2021 marks an increasing trend of putting analytics directly into the space. While before remote sensing researchers used to download “raw” satellite images of the Earth from centralized websites to their computer for further analysis (and even catch physical film canisters from a satellite ironically named Corona back in the 1950s1), now their work gets much easier. Initiatives like from the European Space Agency2 use artificial intelligence on-board of satellites to process images into ready usable products and send them to the ground. In the context of my research, disaster monitoring and assessment, that could mean no more hours spent on working with raw images and building my own algorithms to derive extent of disaster damage from space. Instead, the focus is shifted towards utilizing downloaded image products, like flood masks, in more complicated computer models for various applications and integrating with other datasets.
My current research is about urban disaster damage assessment that goes beyond simple from-above physical damage identification with satellite images. I am interested in linking the pixels to people3 and understanding impact of past and on-going disasters on a society. This large-scale analysis is again, only possible thanks to the computational progress described above, availability of usable data and emergence of big data to better understand our changing environment. For disaster assessment, that means gathering and incorporating big volumes of almost real-time information from individuals together with field surveys, remotely sensed images of the area and longer-term census data. For example, Fig. 1 (below) shows this “layer cake” of disparate data that was implemented by the team of Ohio State researchers for hurricane flood monitoring. The computer platform considers many sensor feeds, including individuals data from Twitter. Another interesting example is FloodFactor platform5 that rather than assessing extent and damage of on-going disasters, offers predictions of future damage risk for a given residential address. The methodology relies on deriving maps of flood probability and putting those in the context of each building type and historical losses in the area. All in all, while merging datasets in damage assessment is not new, there are still several methodological challenges and key datasets needed to be explored. One of which I am focusing on right now is incorporating economic and social geospatial data as “proxies” for physical damage measures in situations of missing data.
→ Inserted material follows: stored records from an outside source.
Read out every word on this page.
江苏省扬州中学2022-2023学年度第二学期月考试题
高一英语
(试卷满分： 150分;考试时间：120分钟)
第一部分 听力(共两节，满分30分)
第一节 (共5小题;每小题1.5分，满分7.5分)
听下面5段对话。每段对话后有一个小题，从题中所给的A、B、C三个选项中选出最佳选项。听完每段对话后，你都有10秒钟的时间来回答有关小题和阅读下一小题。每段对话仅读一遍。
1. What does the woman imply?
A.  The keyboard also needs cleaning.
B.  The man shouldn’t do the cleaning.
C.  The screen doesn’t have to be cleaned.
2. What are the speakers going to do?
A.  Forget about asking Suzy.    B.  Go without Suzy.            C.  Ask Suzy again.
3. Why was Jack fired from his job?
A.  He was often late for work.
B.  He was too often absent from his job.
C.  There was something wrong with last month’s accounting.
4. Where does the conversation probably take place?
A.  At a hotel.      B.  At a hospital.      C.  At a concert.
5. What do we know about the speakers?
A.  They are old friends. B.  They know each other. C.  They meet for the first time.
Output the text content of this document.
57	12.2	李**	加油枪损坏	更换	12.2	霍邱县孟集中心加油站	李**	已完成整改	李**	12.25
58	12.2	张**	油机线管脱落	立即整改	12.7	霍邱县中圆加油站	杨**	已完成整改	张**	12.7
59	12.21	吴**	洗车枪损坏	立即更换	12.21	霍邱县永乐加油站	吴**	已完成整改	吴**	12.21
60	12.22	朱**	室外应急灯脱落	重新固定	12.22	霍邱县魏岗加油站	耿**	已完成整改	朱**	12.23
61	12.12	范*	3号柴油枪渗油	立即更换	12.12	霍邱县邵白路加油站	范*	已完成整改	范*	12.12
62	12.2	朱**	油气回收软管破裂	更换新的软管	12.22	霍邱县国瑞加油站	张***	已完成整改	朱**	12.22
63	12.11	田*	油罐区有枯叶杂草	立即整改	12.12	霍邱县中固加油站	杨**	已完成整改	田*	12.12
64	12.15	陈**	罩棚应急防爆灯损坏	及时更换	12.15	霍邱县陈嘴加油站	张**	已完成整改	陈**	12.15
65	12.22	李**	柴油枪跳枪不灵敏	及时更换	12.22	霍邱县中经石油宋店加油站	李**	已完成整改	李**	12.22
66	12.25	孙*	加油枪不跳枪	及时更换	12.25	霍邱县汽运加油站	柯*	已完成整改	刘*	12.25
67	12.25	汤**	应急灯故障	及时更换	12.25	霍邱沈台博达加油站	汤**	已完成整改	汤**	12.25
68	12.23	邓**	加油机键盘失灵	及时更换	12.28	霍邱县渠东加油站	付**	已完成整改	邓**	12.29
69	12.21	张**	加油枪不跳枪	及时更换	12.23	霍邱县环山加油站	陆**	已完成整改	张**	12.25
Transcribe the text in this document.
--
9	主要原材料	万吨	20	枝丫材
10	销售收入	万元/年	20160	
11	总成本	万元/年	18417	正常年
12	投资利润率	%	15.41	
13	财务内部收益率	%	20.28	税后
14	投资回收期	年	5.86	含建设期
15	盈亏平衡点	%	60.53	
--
Most importantly, I would like to position my work within the context of smart cities. Disaster damage assessment is an integral part of future smart cities that “use connected technology and data to improve the efficiency of city service delivery, enhance quality of life for all, and increase equity and prosperity for residents and businesses”6. That is very important when one realizes the exacerbating climate change realities and social vulnerabilities in cities across the globe that lead to disasters. The risk and damage assessment of the future that we need is the one relying on interconnected sensors (satellites, social media, field data etc.), merging of data, and exercised by local municipalities for better decision-making. Accordingly, I seek to contextualize my future findings from local case studies in a broader narrative of smart city development and disaster risk reduction initiatives.PhD Student, Department of Geography
References
- http://heroicrelics.org/info/corona/corona-overview.html
- https://www.nature.com/articles/s41598-021-86650-z
- https://www.nap.edu/catalog/5963/people-and-pixels-linking-remote-sensing-and-social-science
- https://dl.acm.org/doi/pdf/10.1145/3331184.3331405
- https://floodfactor.com
- https://smartcitiesconnect.org/what-a-smart-city-is-and-is-not/
Wow, this is fascinating and really exciting stuff! What biases are there (or could there be) in these new products, e.g., is the European satellite data uniformly useful in all contexts? Can they incorporate regionally specific contextual information in different types of cities?
These are all great questions. If we are considering satellites that send users already processed on board products (like flood masks), then their flood delineation algorithm is not necessarily biased. What could be biased is whether satellites cover all continental areas with equal revisit time. The overall approach these days seem to be launching a constellation of nano satellites to provide more rapid data across the globe, even if, for example, it is a European agency launching them. Some other initiatives in this field provide satellite image datasets that cover a diverse set of geographic regions, which helps machine learning models to overcome training biases and get more accurate. The latter can be a PhD project on its own – how to make machine learning/AI less biased.